Never having attended a militia training before, I felt some curiosity to meet my Brother Soldiers.  At an early hour this morning I was awakened by the sound of a Pibroch.  In an instant I was out of bed and from the window perceived a body of most respectable looking young men marching into the village to the tune of ‘Patrick’s Day’, played by one of Scotia’s sons in Scotia’s garb on Scotia’s national instrument.  Until about 11 o’clock the men were arriving in parties equestrian and pedestrian.

At this hour the Companies were ordered to ‘Fall In’, and soon after we were all on the parade ground in open column.  Then the Major, Alexander Frazer, formerly of the 49th, the Green Tigers, General Brock’s regiment – made his appearance in uniform, mounted on a white charger.  Having inspected the companies and formed us into close column, he addressed the Regiment in a short but pithy speech, stating the object for which the flank companies were to be formed and his hope that there would be sufficient volunteers and that it would be unnecessary to have to resource to drafting.

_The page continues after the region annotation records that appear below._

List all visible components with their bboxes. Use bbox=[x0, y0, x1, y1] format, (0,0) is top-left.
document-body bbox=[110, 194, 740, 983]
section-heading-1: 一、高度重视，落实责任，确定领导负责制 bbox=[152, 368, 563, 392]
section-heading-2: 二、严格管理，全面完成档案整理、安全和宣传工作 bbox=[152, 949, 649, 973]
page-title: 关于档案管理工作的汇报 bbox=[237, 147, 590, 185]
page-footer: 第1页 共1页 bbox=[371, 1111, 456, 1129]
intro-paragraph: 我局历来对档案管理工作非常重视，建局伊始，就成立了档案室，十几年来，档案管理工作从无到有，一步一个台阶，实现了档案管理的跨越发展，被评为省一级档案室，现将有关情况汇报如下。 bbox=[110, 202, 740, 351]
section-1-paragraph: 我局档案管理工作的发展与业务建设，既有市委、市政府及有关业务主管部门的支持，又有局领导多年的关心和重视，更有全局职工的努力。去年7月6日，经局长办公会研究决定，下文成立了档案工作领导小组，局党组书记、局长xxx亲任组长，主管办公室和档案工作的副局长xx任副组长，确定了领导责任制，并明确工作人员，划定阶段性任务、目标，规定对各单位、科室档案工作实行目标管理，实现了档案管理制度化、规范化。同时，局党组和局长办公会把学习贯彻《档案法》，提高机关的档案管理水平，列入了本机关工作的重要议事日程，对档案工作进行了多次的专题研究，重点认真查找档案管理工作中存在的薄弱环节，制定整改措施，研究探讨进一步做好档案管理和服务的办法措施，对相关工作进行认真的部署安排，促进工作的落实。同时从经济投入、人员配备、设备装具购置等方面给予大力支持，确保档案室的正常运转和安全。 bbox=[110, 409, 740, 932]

This was received with enthusiasm, and ‘I’ll volunteer’ was responded from all directions.  We were again formed into open columns, wheeled into line, the ranks opened, and three deafening cheers for Her Majesty made the forests re-echo to the joyful chorus.  Immediately after, the Captains of the respective companies enrolled the names of the volunteers.  To the honor of the Regiment be it spoken, the flank companies were soon filled up, the full number having volunteered with the exception of some fifteen or twenty.  Had the officers recommended by the Colonel last fall been Gazetted I firmly believe there would have been more volunteers than required.

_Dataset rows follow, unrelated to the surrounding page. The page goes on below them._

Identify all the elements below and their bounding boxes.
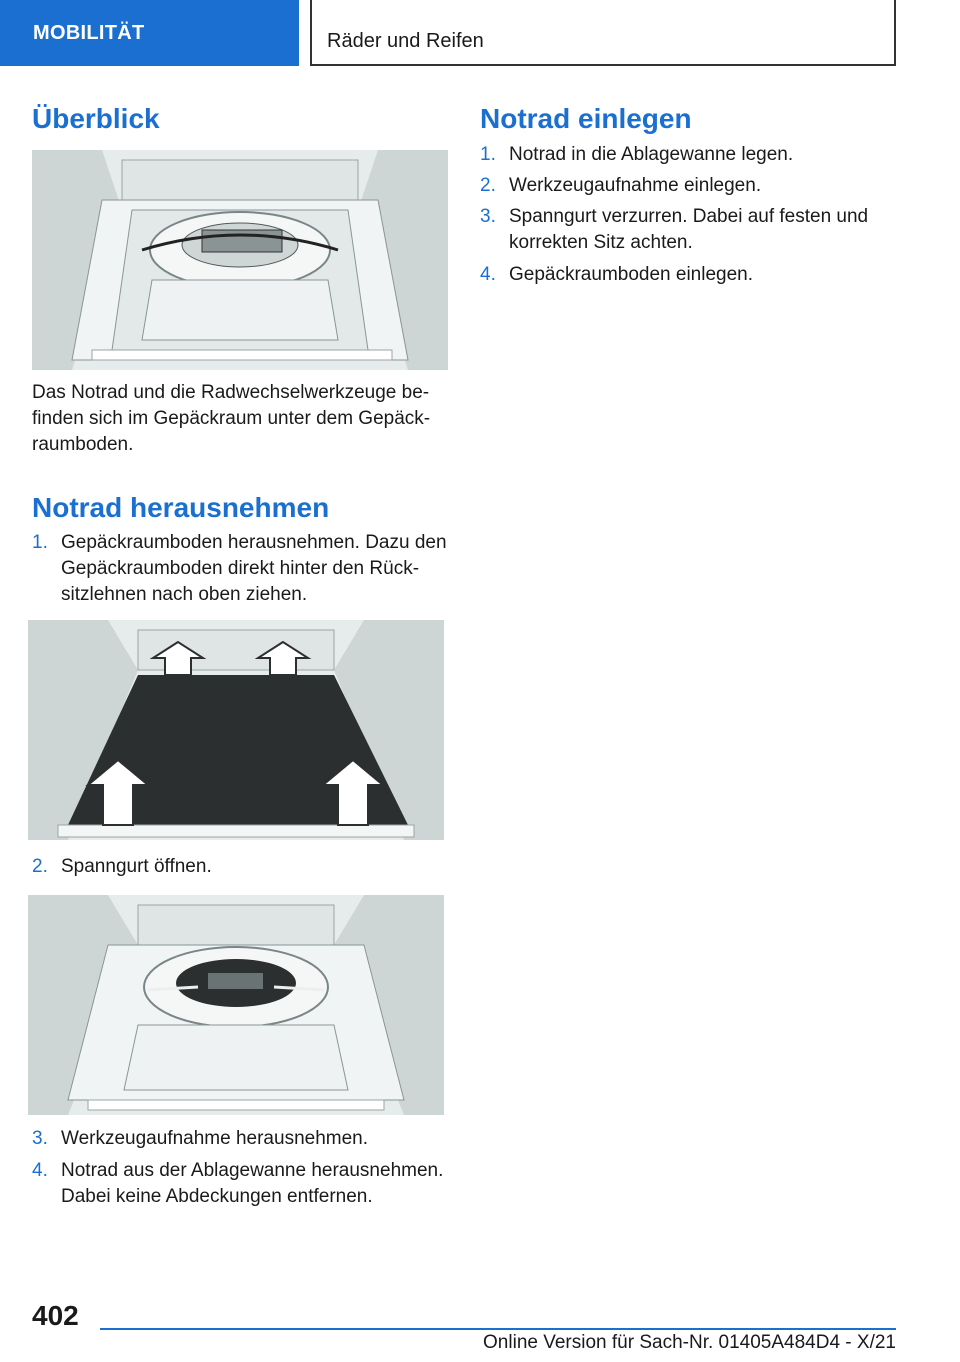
step-number: 1. (32, 532, 48, 553)
step-number: 1. (480, 144, 496, 165)
step-number: 4. (32, 1160, 48, 1181)
step-text: Gepäckraumboden einlegen. (509, 264, 754, 285)
step-number: 2. (32, 856, 48, 877)
step-number: 3. (480, 206, 496, 227)
step-number: 3. (32, 1128, 48, 1149)
overview-paragraph: Das Notrad und die Radwechselwerkzeuge be- finden sich im Gepäckraum unter dem Gepäck- raumboden. (32, 382, 431, 455)
insert-heading: Notrad einlegen (480, 103, 692, 134)
step-number: 4. (480, 264, 496, 285)
trunk-floor-lift-illustration (28, 620, 444, 840)
trunk-overview-illustration (32, 150, 448, 370)
step-text: Werkzeugaufnahme herausnehmen. (61, 1128, 369, 1149)
step-text: Notrad aus der Ablagewanne herausnehmen. Dabei keine Abdeckungen entfernen. (61, 1160, 444, 1207)
footer-online-version: Online Version für Sach-Nr. 01405A484D4 - X/21 (483, 1332, 896, 1353)
step-text: Spanngurt verzurren. Dabei auf festen und korrekten Sitz achten. (509, 206, 869, 253)
step-text: Werkzeugaufnahme einlegen. (509, 175, 762, 196)
overview-heading: Überblick (32, 103, 160, 134)
chapter-title: Räder und Reifen (310, 0, 896, 66)
step-text: Gepäckraumboden herausnehmen. Dazu den Gepäckraumboden direkt hinter den Rück- sitzlehnen nach oben ziehen. (61, 532, 447, 605)
step-text: Spanngurt öffnen. (61, 856, 212, 877)
page-number: 402 (32, 1300, 79, 1331)
spare-wheel-well-illustration (28, 895, 444, 1115)
step-number: 2. (480, 175, 496, 196)
remove-heading: Notrad herausnehmen (32, 492, 330, 523)
step-text: Notrad in die Ablagewanne legen. (509, 144, 794, 165)
footer-divider (100, 1328, 896, 1330)
section-tab: MOBILITÄT (0, 0, 299, 66)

The 3rd Battalion of Lanark Militia is formed of the yeomen of the townships of Beckwith and Ramsay, the sons of English, Scotch and Irish emigrants.  Four-fifths of the regiment are under forty years of age, and a finer or more orderly set of young men I never saw in a body.”

Victoria Proclaimed Queen

The Queen cheered at Carleton Place in 1841, like her successor here in the Royal Visit of 1957, was a young monarch and in the early years of her reign.  Four years earlier on the death of William IV proclamations of her accession to the throne had been made throughout British lands.  The proclamation for the judicial district of Lanark, Renfrew and Carleton counties, made at Perth, was concisely described in a Bathurst Courier report:

“On Saturday last Queen Alexandrina Victoria was proclaimed here by the Deputy Sheriff, in the absence of the Sheriff.  The ceremony was but meagerly attended in consequence, we suppose, of the short space of time which intervened between the notice and the day selected for proclaiming.

The order in which the procession moved was as follows – The Deputy Sheriff on horseback, the Clergy, Members of the Medical Profession, Members of the Bar, Officers of Militia, Clerk of the Peace, and the Magistrates, with the Perth Volunteer Artillery in the rear, in uniform.

When Her Majesty had been proclaimed in four different parts of the Town, the Artillery fired a Royal salute of twenty-three guns from the island to conclude young Queen by those assembled, and then they dispersed.”